Mais algumas leituras de Agosto
Agosto foi um mês de muito boas leituras. Continuei a minha jornada com Bolaño, o meu para sempre e muito amado autor, é cada vez mais impressionante observá-lo (e acompanhá-lo) nestas aventuras insólitas e emocionantes. Em "2666" a sua disciplina é impressionante. A adrenalina não é tanta como em "Detectives Selvagens" mas há qualquer coisa de viciante, no fundo é como se estivessemos num sonho, ou submersos, e isso fosse a melhor sensação de sempre. Não vale a pena falar do enredo, o melhor é atirarem-se a este livro sem qualquer informação. E o significado de "2666"? Alguém imagina?
"...fantástico, fantástico, a espada do destino corta uma vez mais a cabeça à hidra do acaso."
"Jerusalém" foi o primeiro livro que li de Gonçalo M. Tavares, foi uma leitura que terminei muito rapidamente, e gostei bastante do que li, nota-se que é um autor maduro, sabe o está a fazer, conhece o leitor. O que gostei mais foi do estilo da escrita, há um grande cuidado na escolha das palavras o que nos dá uma sensação de naturalidade, tudo é muito real. As personagens são diferentes do "habitual" e todas elas procuram algo. A sinopse resume bastante bem a essência do livro: uma mulher, um assassino, um médico, um menino, uma prostituta e um louco. E uma noite.
"De repente, uma mulher esquece os acasos que a sua existência guarda num esconderijo e pressupõe que tudo na sua vida individual tem uma participação directa do divino."

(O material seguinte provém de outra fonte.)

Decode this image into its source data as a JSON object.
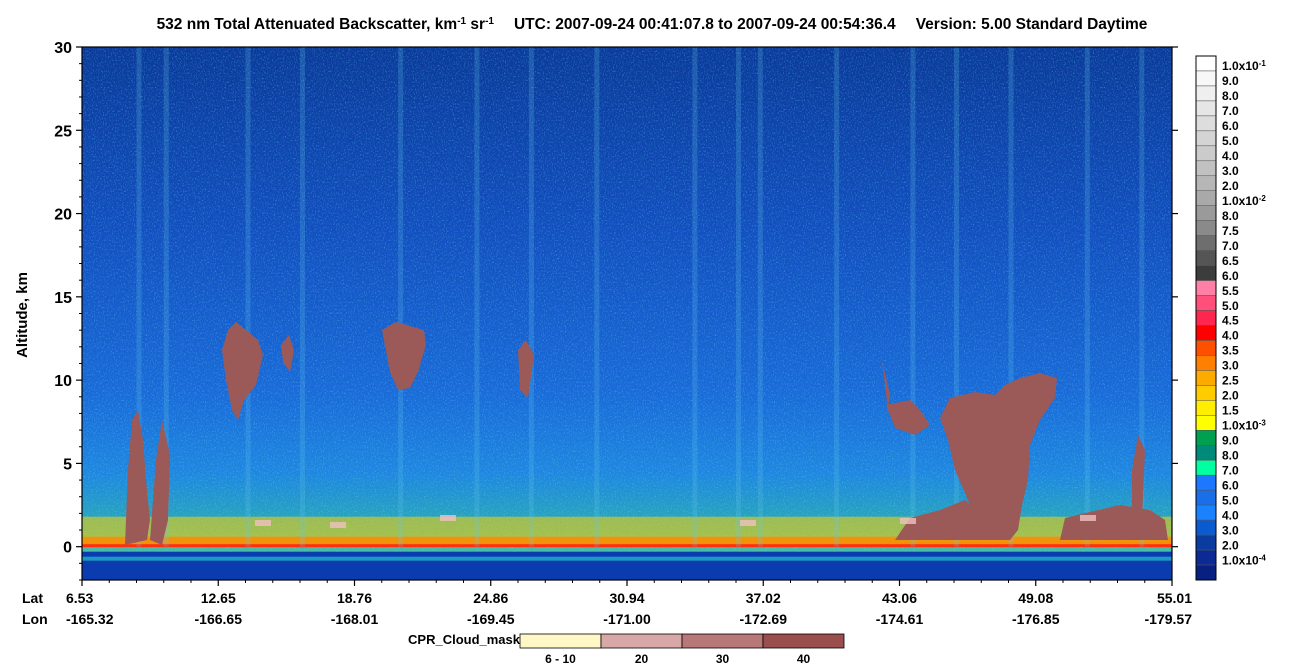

"Mrs. Dalloway" mostra-nos quase tudo o que há para mostrar acerca da vida, num único dia, através de uma série de personagens. E consegue fazer isso em cerca de 200 páginas. A escrita é muito rica, densa e envolvente, é como uma manta que nos cobre as pernas numa tarde de inverno. Pensamentos desconcertantes, pensamentos preconceituosos, pensamentos banais, pensamentos turvos ou pensamentos como epifanias. A palavra chave é mesmo pensamento, não fosse Virginia Woolf a pioneira da técnica "stream of conciousness". No entanto, é quase impossível percebermos como é que possível passar tanta informação acerca do passado, presente e futuro destas personagens através de percepções, impressões ou opiniões. Faço uma vénia a Virginia, escritora gigante.
"Tudo lhe parecia inútil - continuar apaixonado; continuar com as discussões; continuar com as reconciliações, e afastou-se sozinho..."
"Dias Perfeitos" foi a minha estreia com Raphael Montes, o jovem autor que é anunciado como a "nova estrela da literatura policial". Mantive-me bastante entusiasmada até meio do livro, a curiosidade por saber o que iria acontecer às personagens compensava os diálogos por vezes um pouco vazios. Mais tarde, senti que o autor enrolou demasiado, deu demasiado espaço a assuntos que já não me traziam curiosidade e o final foi apressado, aconteceu tudo e deixou de fazer muito sentido. A certa altura também fui tomada pela sensação de inverossimilhança, nem sempre "dar voltas e voltas" à situação é a melhor opção na ficção. De qualquer forma, gostei das partes mais macabras e acho que tem potencial de crescimento, é um autor muito jovem e por isso com certeza irá apurando a sua escrita.
"...viajaria com Clarice para Teresópolis, iria conquistá-la aos poucos e - riu do trocadilho - juntos viveriam dias perfeitos."